To take effect, the new law must be passed by the PiS-controlled Senate and signed by President Andrzej Duda.
It would mean that senior figures in public radio and television will be appointed -- and sacked -- by the treasury minister, and no longer through contests by the National Broadcasting Council (KRRiT).
The law would also see the current managers and supervisory board members of Poland's public broadcasters fired with immediate effect.
In an interview to be published on Monday with the German tabloid Bild, Polish Foreign Minister Witold Waszczykowski said the law sought "simply to cure" Poland after 25 years of "liberal indoctrination."
Marek Magierowski, head of the Polish presidency's press office, told the commercial news channel TVN24 that during the previous eight years of liberal government, "we didn't get a penny's worth of pluralism in the media, and not a single Euro-MP uttered a word of regret about it."

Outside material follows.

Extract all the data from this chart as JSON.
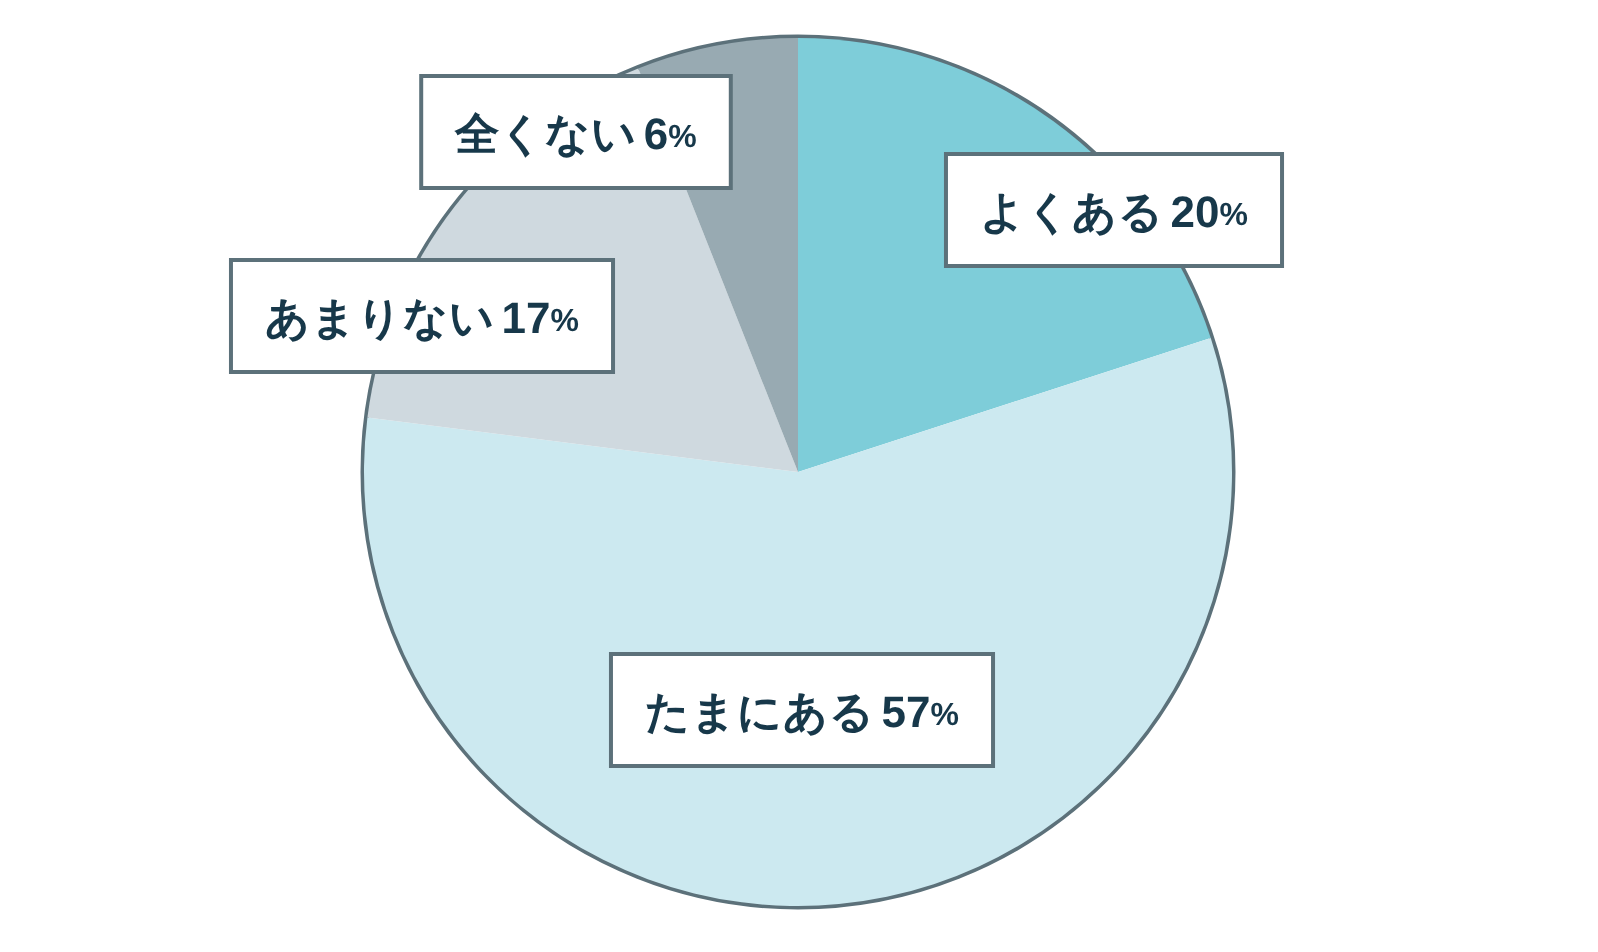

- Neutralising the court -
But Reporters Without Borders (ESF), the European Broadcasting Union (EBU) and the Association of European Journalists (AEJ) are among those monitors who have voiced deep concern.
The law would "effectively bring public service television and radio under the direct control of the government, involve the dismissal of respected journalists for political reasons, and lead to a systematic editorial bias in the content of... broadcasts in favour of the present government," the AEJ said.
Rights groups have also cried foul over what they see as an attempt to neuter the country's constitutional court.
The court now needs a two-thirds majority to issue a ruling, rather than by a simple majority as before, and 13 of its 15 judges must be present for the most contentious cases, up from nine.